Rich Groh is chief environmental analyst for the

Rich Groh is chief environmental analyst for the Town of Babylon, which is embarking on a $6.8 million infrastructure repair project along the Carlls River watershed. Credit: Barry Sloan

The Town of Babylon is beginning work on infrastructure repairs along the Carlls River watershed.

The work is part of superstorm Sandy storm resiliency projects the town has been undertaking, paid for by more than $26 million in federal Community Development Block Grant funds the town received after the 2012 storm. Last summer the town hired LiRo Group of Syosset for nearly $1.3 million to oversee the projects.

The town last month hired NV5 of Melville for all architectural, engineering, design, bid phase services, construction administration and inspection services for the Carlls River watershed project at a cost not to exceed $1.09 million.

The work is at five locations and is expected to cost nearly $6.8 million. Rich Groh, the town’s chief environmental analyst, said that the first area is Elda Lake in North Babylon. The town aims to replace badly deteriorated steel pipe culverts that are under Phelps Lane with a concrete box culvert, Groh said. They also want to eliminate two overflows that don’t work and create a fish passageway so that eels, trout and other local marine life can traverse the dam and move upstream.

“So in addition to the resiliency, it’s a nice environmental benefit,” Groh said.

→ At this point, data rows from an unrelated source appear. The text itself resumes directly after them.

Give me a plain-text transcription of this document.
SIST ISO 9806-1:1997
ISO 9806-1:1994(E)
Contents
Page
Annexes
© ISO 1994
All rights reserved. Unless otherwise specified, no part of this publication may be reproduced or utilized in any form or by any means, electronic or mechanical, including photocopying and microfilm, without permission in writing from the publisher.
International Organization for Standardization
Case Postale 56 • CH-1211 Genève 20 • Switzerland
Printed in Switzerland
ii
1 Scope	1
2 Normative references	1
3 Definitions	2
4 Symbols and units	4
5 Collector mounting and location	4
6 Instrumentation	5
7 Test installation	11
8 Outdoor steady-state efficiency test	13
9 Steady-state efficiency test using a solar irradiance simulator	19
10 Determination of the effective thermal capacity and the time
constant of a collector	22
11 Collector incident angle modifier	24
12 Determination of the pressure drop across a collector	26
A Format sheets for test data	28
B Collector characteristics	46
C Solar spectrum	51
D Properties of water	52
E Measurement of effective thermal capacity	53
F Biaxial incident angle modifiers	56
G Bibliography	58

Other parts of the watershed work include a storm water treatment wetland to be built north of Sunrise Highway and west of Belmont State Park that will naturally capture and treat runoff. Two culverts will be replaced at Southard’s Pond in Babylon Village, a screen added to an intake pipe and a fish passageway added. Also in the village, a culvert will be replaced with a wider structure near Locust Avenue and south of Argyle Lake a culvert will be replaced and repairs will be made to a control gate and spillway.

Groh did not have a timeline for the work but said the Governor’s Office of Storm Recovery is requiring the projects be 30 percent designed by August.